A group of Bungendore residents say time is running out to ensure the best outcome is achieved for the Bungendore High School project, with a number of concerns being raised about the selection of the site and the potential loss of heritage aspects in the town.
The Bungendore Park Action Group has raised a petition outlining what it says is a “compelling case” for Queanbeyan-Palerang Regional Council (QPRC) to reconsider its in-principle support for the NSW Department of Education’s plan for the school which was endorsed during a Council meeting on 28 October.
The residents say no consideration has been given by School Infrastructure NSW to alternative sites in a rural area surrounded by appropriate spaces, with the Department of Education (DoE) and Member for Monaro John Barilaro accepting Council’s push for the proposed site in the heart of Bungendore, known as the Majara and Gibraltar Street precinct, adjacent to Mick Sherd Oval.
A section of Mick Sherd Oval will be lost to make way for the high school, along with a number of QPRC assets, including the nearby swimming pool and Bungendore Community Centre and the Bungendore Park.

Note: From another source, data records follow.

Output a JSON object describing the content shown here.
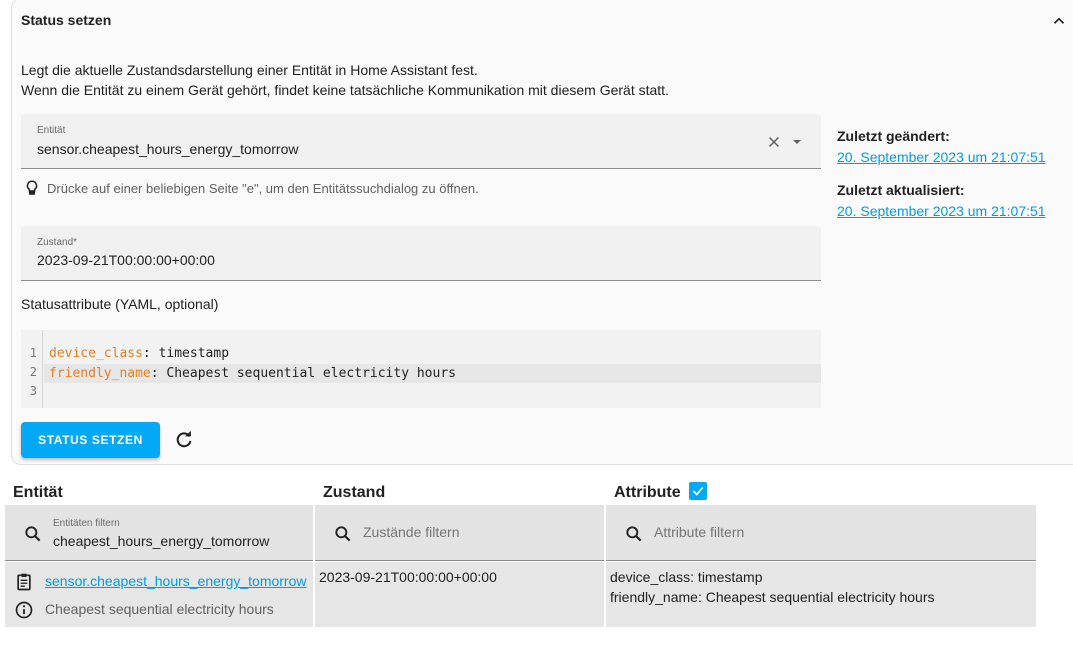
{
  "card": {
    "title": "Status setzen",
    "description_line1": "Legt die aktuelle Zustandsdarstellung einer Entität in Home Assistant fest.",
    "description_line2": "Wenn die Entität zu einem Gerät gehört, findet keine tatsächliche Kommunikation mit diesem Gerät statt.",
    "entity_label": "Entität",
    "entity_value": "sensor.cheapest_hours_energy_tomorrow",
    "hint": "Drücke auf einer beliebigen Seite \"e\", um den Entitätssuchdialog zu öffnen.",
    "state_label": "Zustand*",
    "state_value": "2023-09-21T00:00:00+00:00",
    "attributes_label": "Statusattribute (YAML, optional)",
    "code_lines": [
      {
        "num": "1",
        "key": "device_class",
        "value": ": timestamp"
      },
      {
        "num": "2",
        "key": "friendly_name",
        "value": ": Cheapest sequential electricity hours"
      },
      {
        "num": "3",
        "key": "",
        "value": ""
      }
    ],
    "submit_label": "STATUS SETZEN",
    "last_changed_label": "Zuletzt geändert:",
    "last_changed_value": "20. September 2023 um 21:07:51",
    "last_updated_label": "Zuletzt aktualisiert:",
    "last_updated_value": "20. September 2023 um 21:07:51"
  },
  "table": {
    "headers": {
      "entity": "Entität",
      "state": "Zustand",
      "attributes": "Attribute"
    },
    "attributes_checked": true,
    "filters": {
      "entity_label": "Entitäten filtern",
      "entity_value": "cheapest_hours_energy_tomorrow",
      "state_placeholder": "Zustände filtern",
      "attributes_placeholder": "Attribute filtern"
    },
    "rows": [
      {
        "entity_id": "sensor.cheapest_hours_energy_tomorrow",
        "friendly_name": "Cheapest sequential electricity hours",
        "state": "2023-09-21T00:00:00+00:00",
        "attr_line1": "device_class: timestamp",
        "attr_line2": "friendly_name: Cheapest sequential electricity hours"
      }
    ]
  },
  "colors": {
    "accent": "#03a9f4",
    "link": "#039be5",
    "yaml_key": "#e67e22"
  }
}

The proposed Abbeyfield senior housing development will be relocated to 2 Majara Street.
“Council should not allow itself to be bullied into continuing engagement with School Infrastructure NSW. It is running out of time to ensure the best outcome for Bungendore,” said Bungendore Park Action Group spokesperson Stuart Gregory.
Mr Gregory also said there is division within Council where the motion to endorse the DoE proposal was passed six votes to four, with at least one councillor warning that QPRC shouldn’t accept a proposal that hasn’t been fully considered.
He added that the DoE proposal had been updated four times and the most recent version of 23 October was made available to councillors and the public on 26 October which created further confusion.
“The updated proposal is still seriously flawed and we had two days to digest what was planned and make submissions,” he said.
Mr Gregory’s parents Jill and Richard live near the proposed site, and in their submission to Council they noted that it fails to reflect the community’s genuine concerns.
They say the proposal has not offered solutions to traffic concerns in the Majara and Gibraltar Street precinct, along with adjoining streets. They also say the disruption and fumes from the railway traffic (behind the proposed site) may have serious consequences for students, while consultation with the community was labelled as a “marketing exercise”.
“Council is in danger of finding itself with no alternative but to agree to this deeply flawed and incredibly divisive plan imposed upon it as a political stunt by Mr Barilaro, Ms Mitchell (NSW Minister for Education) and her Department,” the Gregorys said in their submission.
The Department of Education said it conducted a community engagement survey where more than 700 responses from a four-day community information hub found an overwhelmingly positive sentiment to build the new high school in Bungendore.
A Department of Education spokesperson told Region Media the department spent 12 months considering more than 1000 hectares of land in and around Bungendore.
“A number of sites were considered and assessed based on its suitability to support the needs of the project. This included the availability of services such as sewerage, electricity, and roads, the accessibility of the site and environmental constraints such as bushfire, ecological impacts and flooding. Following the due diligence process, the Majara/Gibraltar Streets precinct was identified as the most suitable location,” the spokesperson said.
However, Bungendore Park Action Group’s Judith Turley, who is also a former Palerang Shire councillor, said while they do not object to the need for a high school, the secrecy surrounding the proposal has made it hard for a section of the community to have its voice heard.
“The voices and the views of our community, some of whom have put in the hard yards for Bungendore for many decades, are horrified by this plan which encroaches on one of the town’s most historic precincts, which have failed to be heritage-listed,” Ms Turley said.
“We just feel like this plan doesn’t take any of that heritage into consideration and we feel that is very disrespectful, especially when other sites for the school were proposed.”
The project, costing in excess of $10 million, will see more than 400 children in classrooms for the beginning of term one in 2023 and will eventually accommodate more than 600 students.
It is expected the first sod will be turned before the end of this year.